When you run scp to copy a file from client to server, it invokes ssh with various options, like so:

    /usr/bin/ssh -x -o ForwardAgent=no -o ClearAllForwardings=yes server-host scp ...

Tip

Earlier versions of scp actually searched your PATH for the ssh program rather than specifying it completely. This was a problem if multiple SSH software packages were installed, since it could run mismatched pieces of software together.

This runs another copy of scp on the remote host. That copy is invoked with the undocumented switches -t and -f (for “to” and “from”), putting it into SCP server mode. This next table shows some examples; Figure 3-3 shows the details.

This client scp command:

Runs this remote command:

scp foo server:bar

scp -t bar

scp server:bar foo

scp -f bar

scp *.txt server:dir

scp -d -t dir

If you run scp to copy a file between two remote hosts, it simply executes another scp client on the source host to copy the file to the target.
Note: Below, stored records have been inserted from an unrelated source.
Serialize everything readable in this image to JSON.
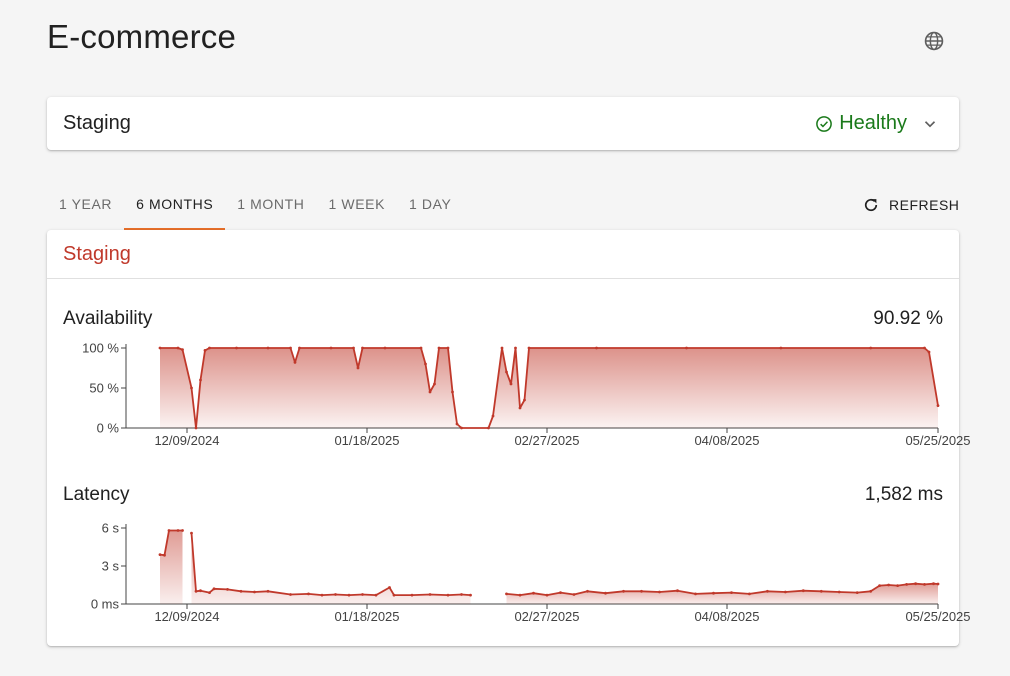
{
  "header": {
    "title": "E-commerce",
    "language_icon": "globe-icon"
  },
  "environment": {
    "name": "Staging",
    "status": "Healthy",
    "status_color": "#1b7a1b",
    "status_icon": "check-circle-icon",
    "expand_icon": "chevron-down-icon"
  },
  "tabs": [
    {
      "label": "1 YEAR",
      "active": false
    },
    {
      "label": "6 MONTHS",
      "active": true
    },
    {
      "label": "1 MONTH",
      "active": false
    },
    {
      "label": "1 WEEK",
      "active": false
    },
    {
      "label": "1 DAY",
      "active": false
    }
  ],
  "refresh": {
    "label": "REFRESH",
    "icon": "refresh-icon"
  },
  "panel": {
    "title": "Staging",
    "title_color": "#c0392b",
    "accent_color": "#e8702a",
    "series_color": "#c0392b"
  },
  "chart_data": [
    {
      "type": "area",
      "title": "Availability",
      "summary": "90.92 %",
      "y_ticks": [
        "100 %",
        "50 %",
        "0 %"
      ],
      "ylim": [
        0,
        100
      ],
      "x_ticks": [
        "12/09/2024",
        "01/18/2025",
        "02/27/2025",
        "04/08/2025",
        "05/25/2025"
      ],
      "x_range": [
        "2024-11-29",
        "2025-05-25"
      ],
      "unit": "%",
      "points": [
        [
          "2024-12-03",
          100
        ],
        [
          "2024-12-07",
          100
        ],
        [
          "2024-12-08",
          98
        ],
        [
          "2024-12-10",
          50
        ],
        [
          "2024-12-11",
          0
        ],
        [
          "2024-12-12",
          60
        ],
        [
          "2024-12-13",
          97
        ],
        [
          "2024-12-14",
          100
        ],
        [
          "2024-12-20",
          100
        ],
        [
          "2024-12-27",
          100
        ],
        [
          "2025-01-01",
          100
        ],
        [
          "2025-01-02",
          82
        ],
        [
          "2025-01-03",
          100
        ],
        [
          "2025-01-10",
          100
        ],
        [
          "2025-01-15",
          100
        ],
        [
          "2025-01-16",
          75
        ],
        [
          "2025-01-17",
          100
        ],
        [
          "2025-01-22",
          100
        ],
        [
          "2025-01-30",
          100
        ],
        [
          "2025-01-31",
          80
        ],
        [
          "2025-02-01",
          45
        ],
        [
          "2025-02-02",
          55
        ],
        [
          "2025-02-03",
          100
        ],
        [
          "2025-02-05",
          100
        ],
        [
          "2025-02-06",
          45
        ],
        [
          "2025-02-07",
          5
        ],
        [
          "2025-02-08",
          0
        ],
        [
          "2025-02-14",
          0
        ],
        [
          "2025-02-15",
          15
        ],
        [
          "2025-02-17",
          100
        ],
        [
          "2025-02-18",
          70
        ],
        [
          "2025-02-19",
          55
        ],
        [
          "2025-02-20",
          100
        ],
        [
          "2025-02-21",
          25
        ],
        [
          "2025-02-22",
          35
        ],
        [
          "2025-02-23",
          100
        ],
        [
          "2025-03-10",
          100
        ],
        [
          "2025-03-30",
          100
        ],
        [
          "2025-04-20",
          100
        ],
        [
          "2025-05-10",
          100
        ],
        [
          "2025-05-22",
          100
        ],
        [
          "2025-05-23",
          95
        ],
        [
          "2025-05-25",
          28
        ]
      ]
    },
    {
      "type": "area",
      "title": "Latency",
      "summary": "1,582 ms",
      "y_ticks": [
        "6 s",
        "3 s",
        "0 ms"
      ],
      "ylim": [
        0,
        6
      ],
      "x_ticks": [
        "12/09/2024",
        "01/18/2025",
        "02/27/2025",
        "04/08/2025",
        "05/25/2025"
      ],
      "x_range": [
        "2024-11-29",
        "2025-05-25"
      ],
      "unit": "s",
      "segments": [
        [
          [
            "2024-12-03",
            3.9
          ],
          [
            "2024-12-04",
            3.85
          ],
          [
            "2024-12-05",
            5.8
          ],
          [
            "2024-12-07",
            5.8
          ],
          [
            "2024-12-08",
            5.8
          ]
        ],
        [
          [
            "2024-12-10",
            5.6
          ],
          [
            "2024-12-11",
            1.0
          ],
          [
            "2024-12-12",
            1.05
          ],
          [
            "2024-12-14",
            0.9
          ],
          [
            "2024-12-15",
            1.2
          ],
          [
            "2024-12-18",
            1.15
          ],
          [
            "2024-12-21",
            1.0
          ],
          [
            "2024-12-24",
            0.95
          ],
          [
            "2024-12-27",
            1.0
          ],
          [
            "2025-01-01",
            0.75
          ],
          [
            "2025-01-05",
            0.8
          ],
          [
            "2025-01-08",
            0.7
          ],
          [
            "2025-01-11",
            0.75
          ],
          [
            "2025-01-14",
            0.7
          ],
          [
            "2025-01-17",
            0.75
          ],
          [
            "2025-01-20",
            0.7
          ],
          [
            "2025-01-23",
            1.3
          ],
          [
            "2025-01-24",
            0.7
          ],
          [
            "2025-01-28",
            0.7
          ],
          [
            "2025-02-01",
            0.75
          ],
          [
            "2025-02-05",
            0.7
          ],
          [
            "2025-02-08",
            0.75
          ],
          [
            "2025-02-10",
            0.7
          ]
        ],
        [
          [
            "2025-02-18",
            0.8
          ],
          [
            "2025-02-21",
            0.7
          ],
          [
            "2025-02-24",
            0.85
          ],
          [
            "2025-02-27",
            0.7
          ],
          [
            "2025-03-02",
            0.9
          ],
          [
            "2025-03-05",
            0.75
          ],
          [
            "2025-03-08",
            1.0
          ],
          [
            "2025-03-12",
            0.85
          ],
          [
            "2025-03-16",
            1.0
          ],
          [
            "2025-03-20",
            1.0
          ],
          [
            "2025-03-24",
            0.95
          ],
          [
            "2025-03-28",
            1.05
          ],
          [
            "2025-04-01",
            0.8
          ],
          [
            "2025-04-05",
            0.85
          ],
          [
            "2025-04-09",
            0.9
          ],
          [
            "2025-04-13",
            0.8
          ],
          [
            "2025-04-17",
            1.0
          ],
          [
            "2025-04-21",
            0.95
          ],
          [
            "2025-04-25",
            1.05
          ],
          [
            "2025-04-29",
            1.0
          ],
          [
            "2025-05-03",
            0.95
          ],
          [
            "2025-05-07",
            0.9
          ],
          [
            "2025-05-10",
            1.0
          ],
          [
            "2025-05-12",
            1.45
          ],
          [
            "2025-05-14",
            1.5
          ],
          [
            "2025-05-16",
            1.45
          ],
          [
            "2025-05-18",
            1.55
          ],
          [
            "2025-05-20",
            1.6
          ],
          [
            "2025-05-22",
            1.55
          ],
          [
            "2025-05-24",
            1.6
          ],
          [
            "2025-05-25",
            1.58
          ]
        ]
      ]
    }
  ]
}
For example, this command:

    scp source:music.au target:playme

runs this in the background:

    ssh -x -o ClearAllForwardings=yes -n source scp music.au target:playme

Note that the options are changed appropriately: agent forwarding is not turned off, as that may be needed by the remote scp client in order to contact the target host.

3.7.3 scp2/sftp Details

When you run scp2 or sftp under Unix, it also runs an ssh program behind the scenes, as with scp.[26] The exact details vary depend on which software is in use; remember that sftp comes with both OpenSSH and Tectia. However, they both look like:

    ssh [options] server-host -s sftp

Instead of a remote command, this uses an SSH-2 subsystem request to start the sftp server on the remote host. This insulates the client from the details of how SFTP is implemented on the server, rather than embed the sftp-server pathname in the command (which might change), or relaying on the remote PATH setting to find it (which might not work). Unlike scp, here the command line doesn’t specify the files to be transferred; that information is carried inside the SFTP protocol.
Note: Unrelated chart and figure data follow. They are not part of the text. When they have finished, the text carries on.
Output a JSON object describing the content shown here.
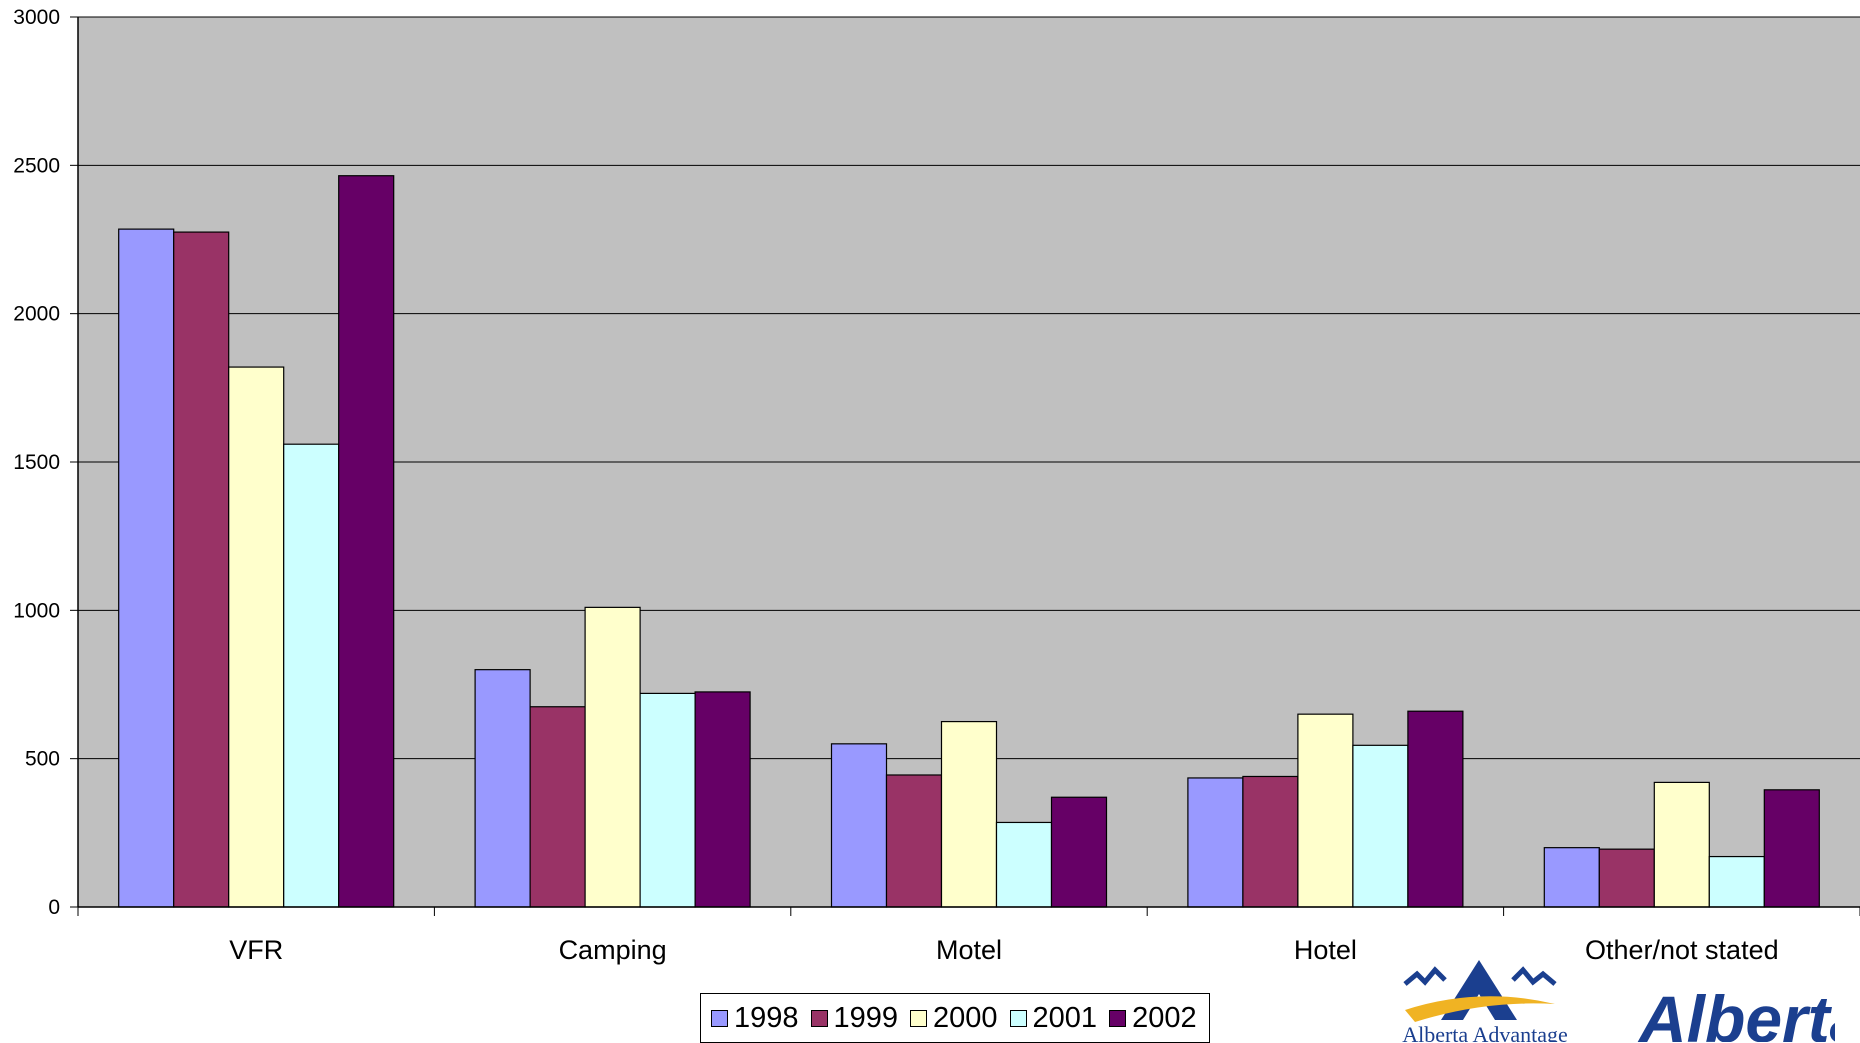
{
  "chart_data": {
    "type": "bar",
    "categories": [
      "VFR",
      "Camping",
      "Motel",
      "Hotel",
      "Other/not stated"
    ],
    "series": [
      {
        "name": "1998",
        "color": "#9999FF",
        "values": [
          2285,
          800,
          550,
          435,
          200
        ]
      },
      {
        "name": "1999",
        "color": "#993366",
        "values": [
          2275,
          675,
          445,
          440,
          195
        ]
      },
      {
        "name": "2000",
        "color": "#FFFFCC",
        "values": [
          1820,
          1010,
          625,
          650,
          420
        ]
      },
      {
        "name": "2001",
        "color": "#CCFFFF",
        "values": [
          1560,
          720,
          285,
          545,
          170
        ]
      },
      {
        "name": "2002",
        "color": "#660066",
        "values": [
          2465,
          725,
          370,
          660,
          395
        ]
      }
    ],
    "yticks": [
      "0",
      "500",
      "1000",
      "1500",
      "2000",
      "2500",
      "3000"
    ],
    "ylim": [
      0,
      3000
    ],
    "plot_background": "#C0C0C0",
    "grid": true,
    "legend_position": "bottom"
  },
  "logos": {
    "left": {
      "name": "alberta-advantage-logo",
      "text": "Alberta Advantage",
      "color_blue": "#1B3F8F",
      "color_gold": "#F0B323"
    },
    "right": {
      "name": "alberta-logo",
      "text": "Alberta",
      "color": "#1B3F8F"
    }
  }
}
Using a subsystem means that the SSH server must be specifically configured to handle SFTP. For OpenSSH:

    # sshd_config
    subsystem sftp /usr/libexec/sftp-server

Tectia can either execute an external SFTP server in the same way:

    # sshd2_config
    subsystem-sftp /usr/libexec/sftp-server2

or run the SFTP protocol within the SSH server process itself:

    # sshd2_config
    subsystem-sftp internal://sftp-server

Figure 3-4 shows more details of how sftp operates.

scp2/sftp operation

Figure 3-3. scp2/sftp operation



[26] Tectia for Windows simply integrates SSH into these programs.